その2 介護福祉専門職としての医学的管理下における医療的ケアと生活支援

2016年(平成28年)8月22日


介護福祉士が1987年(昭和62年)に制定された「社会福祉士及び介護福祉士法」に基づいて国家資格制度化され、平成と共に国家試験を重ね、2016年(平成28年)には、28回目を数えている。その試験問題で26年間に渡って使われ続けてきた専門職としての表記名が27回目から変更された。「介護職」から「介護福祉職」へと統一的に変更されたのでる。

社会福祉の増進に寄与する専門職
「社会福祉士及び介護福祉士法」第1条には社会福祉の増進に寄与することを目的としてこの法律を定める、と規定されている。

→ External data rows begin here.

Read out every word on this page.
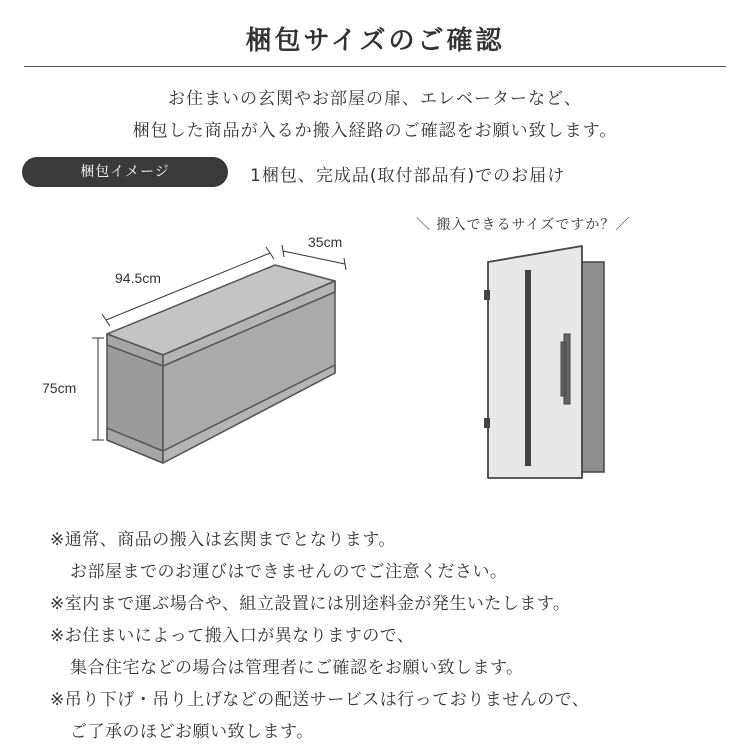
梱包サイズのご確認
お住まいの玄関やお部屋の扉、エレベーターなど、
梱包した商品が入るか搬入経路のご確認をお願い致します。
梱包イメージ	1梱包、完成品(取付部品有)でのお届け
94.5cm
35cm
75cm
＼ 搬入できるサイズですか？／
※通常、商品の搬入は玄関までとなります。
お部屋までのお運びはできませんのでご注意ください。
※室内まで運ぶ場合や、組立設置には別途料金が発生いたします。
※お住まいによって搬入口が異なりますので、
集合住宅などの場合は管理者にご確認をお願い致します。
※吊り下げ・吊り上げなどの配送サービスは行っておりませんので、
ご了承のほどお願い致します。
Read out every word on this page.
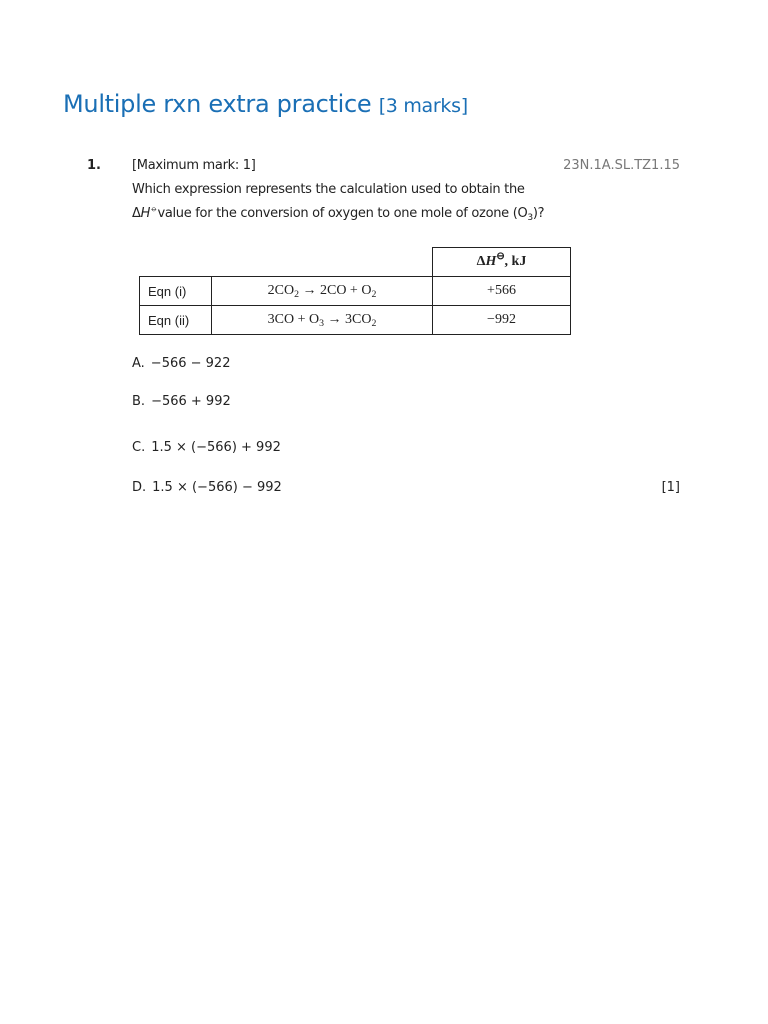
Multiple rxn extra practice [3 marks]
1. [Maximum mark: 1]	23N.1A.SL.TZ1.15
Which expression represents the calculation used to obtain the
ΔH⦵value for the conversion of oxygen to one mole of ozone $(O_3)$?
		ΔH⊖, kJ
Eqn (i)	$2CO_2 \to 2CO + O_2$	+566
Eqn (ii)	$3CO + O_3 \to 3CO_2$	−992
A. −566 − 922
B. −566 + 992
C. 1.5 × (−566) + 992
D. 1.5 × (−566) − 992	[1]
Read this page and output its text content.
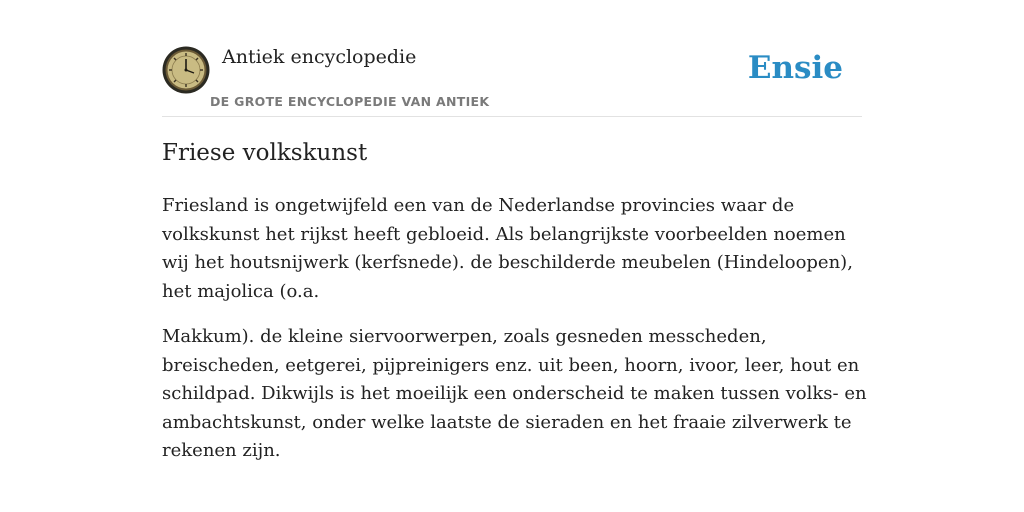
Antiek encyclopedie
DE GROTE ENCYCLOPEDIE VAN ANTIEK
Ensie
Friese volkskunst

Friesland is ongetwijfeld een van de Nederlandse provincies waar de volkskunst het rijkst heeft gebloeid. Als belangrijkste voorbeelden noemen wij het houtsnijwerk (kerfsnede). de beschilderde meubelen (Hindeloopen), het majolica (o.a.

Makkum). de kleine siervoorwerpen, zoals gesneden messcheden, breischeden, eetgerei, pijpreinigers enz. uit been, hoorn, ivoor, leer, hout en schildpad. Dikwijls is het moeilijk een onderscheid te maken tussen volks- en ambachtskunst, onder welke laatste de sieraden en het fraaie zilverwerk te rekenen zijn.
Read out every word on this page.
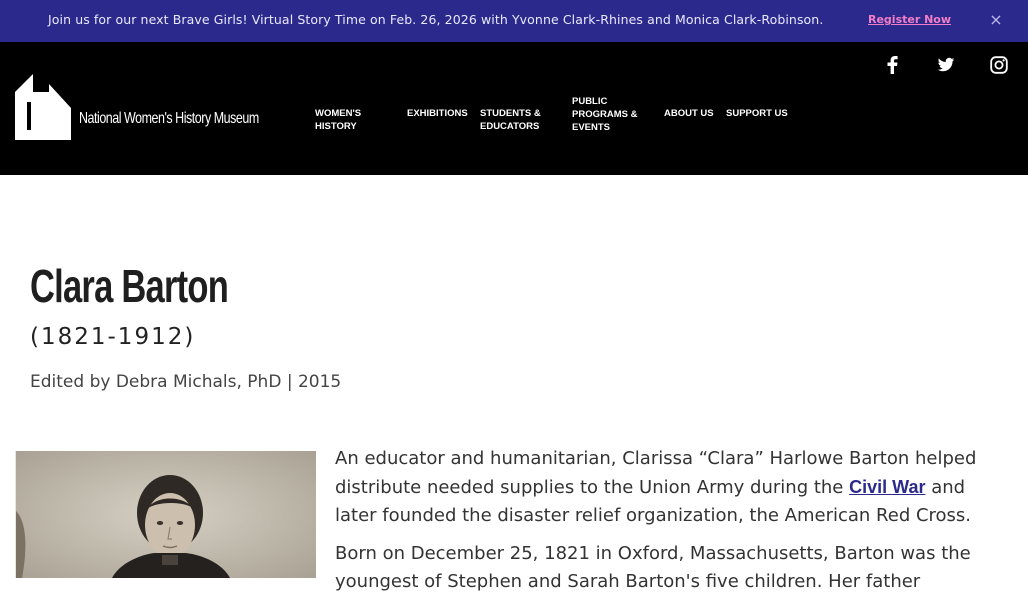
Join us for our next Brave Girls! Virtual Story Time on Feb. 26, 2026 with Yvonne Clark-Rhines and Monica Clark-Robinson.	Register Now ×
National Women's History Museum	WOMEN'S
HISTORY
EXHIBITIONS STUDENTS &
EDUCATORS
PUBLIC
PROGRAMS &
EVENTS
ABOUT US SUPPORT US
Clara Barton
(1821-1912)
Edited by Debra Michals, PhD | 2015

An educator and humanitarian, Clarissa “Clara” Harlowe Barton helped distribute needed supplies to the Union Army during the Civil War and later founded the disaster relief organization, the American Red Cross.

Born on December 25, 1821 in Oxford, Massachusetts, Barton was the youngest of Stephen and Sarah Barton's five children. Her father
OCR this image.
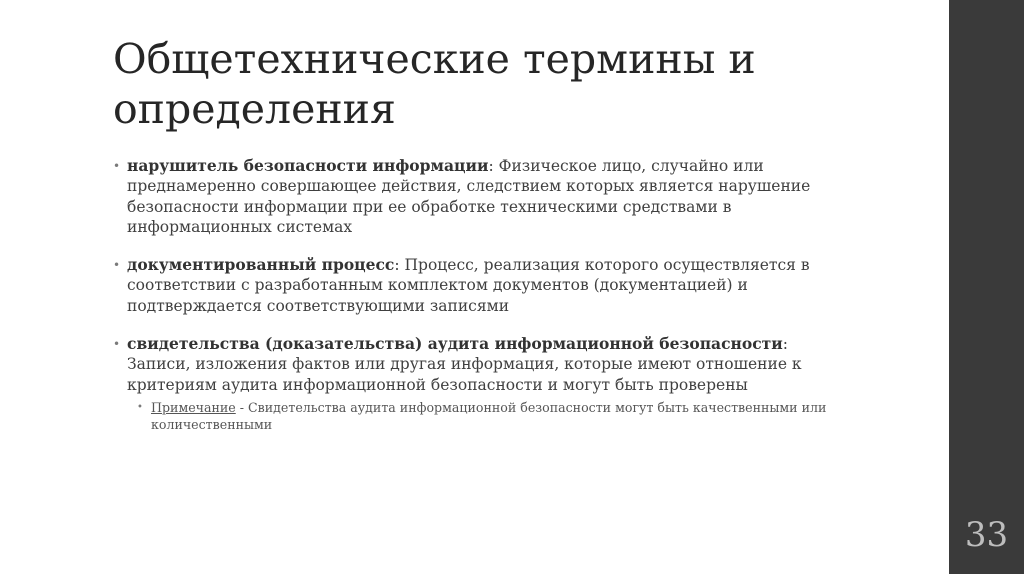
Общетехнические термины и определения
• нарушитель безопасности информации: Физическое лицо, случайно или преднамеренно совершающее действия, следствием которых является нарушение безопасности информации при ее обработке техническими средствами в информационных системах
• документированный процесс: Процесс, реализация которого осуществляется в соответствии с разработанным комплектом документов (документацией) и подтверждается соответствующими записями
• свидетельства (доказательства) аудита информационной безопасности: Записи, изложения фактов или другая информация, которые имеют отношение к критериям аудита информационной безопасности и могут быть проверены
• Примечание - Свидетельства аудита информационной безопасности могут быть качественными или количественными
33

だが同法は改正されて喀痰吸引等の医療的ケアについては医師の指示に基づき診療の補助を業とすることが可能とされた。それによって、介護福祉士の養成校においては、それが必須科目として追加され、医療職による医療従事者への教育として取り入れられたのである。

医学的管理の下における介護
介護療養型医療施設と介護老人保健施設は病院と同様で医学的管理の下における介護が提供されている。もっとも、居宅生活の支援や障害者支援施設及び介護老人福祉施設ではそれが原則となるわけではない。医学的管理の下における一時的な入院生活ではない普段の継続的な日常生活においては、療養上の世話という副次的な生活支援ではなく、サービス利用者本人による主体的な生き方の自由を保障する本来的な生活支援が求められる。介護福祉職は、介護福祉実践でのかかわりを通してその一人ひとりの本意に基づきご本人の意向に沿った支援に役立つべき福祉の専門職である。

介護福祉職という呼称に誇りをもって介護福祉サービス利用者一人ひとりの自立と尊厳の保持を支援しその権利の行使を保障していくためには生きがいの支援者にふさわしい専門性の基軸を身につけ涵養していくことが課題となる。